Question marks over ‘too tough’ SPM moral studies paper

Question marks over ‘too tough’ SPM moral studies paper

A meeting is to be held with the education department on Tuesday after one tutoring centre reported that no one had scored an A grade in the paper.

A non-profit education organisation, the Sri Murugan Centre, claims that the weaker-than-expected moral studies results caused many students to fall short of the current 10A requirement. (Bernama pic)
PETALING JAYA:
Education advocates are to meet the federal territories education department on Tuesday following complaints over the grading of the 2025 SPM moral studies paper, with one tutoring centre reporting that none of its students scored an A grade in the paper.

Some who performed well in other subjects were reported to have obtained unexpectedly lower grades for the moral studies paper.

Muda vice-president Siva Prakash said the complaint is being raised by Sri Murugan Centre, a non-profit education organisation, which claims that many students are missing out on the matriculation programme because weaker-than-expected moral studies results have caused them to fall short of the current 10A requirement.

Similar concerns had been raised from other parts of the country, he said.

Siva Prakash.

“For every student that I meet, at least one or two raise the same issue.
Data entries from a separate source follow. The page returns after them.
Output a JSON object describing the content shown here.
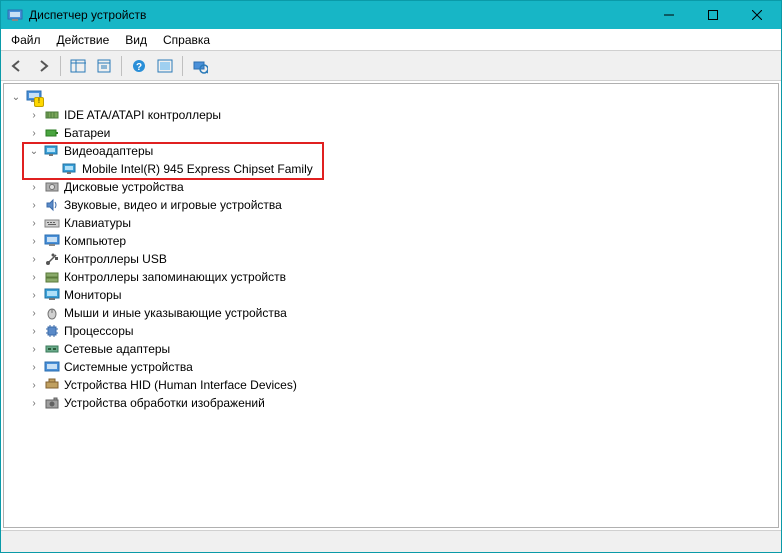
{
  "window": {
    "title": "Диспетчер устройств"
  },
  "menu": {
    "file": "Файл",
    "action": "Действие",
    "view": "Вид",
    "help": "Справка"
  },
  "tree": {
    "root": "",
    "items": [
      {
        "label": "IDE ATA/ATAPI контроллеры"
      },
      {
        "label": "Батареи"
      },
      {
        "label": "Видеоадаптеры"
      },
      {
        "label": "Mobile Intel(R) 945 Express Chipset Family"
      },
      {
        "label": "Дисковые устройства"
      },
      {
        "label": "Звуковые, видео и игровые устройства"
      },
      {
        "label": "Клавиатуры"
      },
      {
        "label": "Компьютер"
      },
      {
        "label": "Контроллеры USB"
      },
      {
        "label": "Контроллеры запоминающих устройств"
      },
      {
        "label": "Мониторы"
      },
      {
        "label": "Мыши и иные указывающие устройства"
      },
      {
        "label": "Процессоры"
      },
      {
        "label": "Сетевые адаптеры"
      },
      {
        "label": "Системные устройства"
      },
      {
        "label": "Устройства HID (Human Interface Devices)"
      },
      {
        "label": "Устройства обработки изображений"
      }
    ]
  }
}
I also have a WhatsApp group with teachers in the northern region who focus on moral studies, and they say the same thing,” he told FMT.

He said many students and parents have long felt that the subject is unusually hard to score in, especially when students who do well in other papers end up with a B in the subject or lower.

Siva, who is a former country manager for UK exam board Edexcel, said the main problem was that students and teachers were not clearly told how final grades are decided.

He said international exam systems such as IGCSE use a transparent uniform marking scheme that shows how raw marks are converted into scaled grades using published thresholds. “This allows students and educators to understand how performance translates into results across examinations,” he said.

Siva said SPM grades are based on a moderation framework where grade boundaries are adjusted according to cohort performance and paper difficulty, but are not shown transparently.

“We can continue using moderation because that is what the country has used for many years, but the transparency part is missing,” he said.

He urged the authorities to share more details such as grade thresholds, overall subject performance and how marking mechanisms are calibrated. “SPM is one of the most important national benchmarks. It must not only be fair, but must be seen to be fair,” he said.

FMT has sought comments from the education department.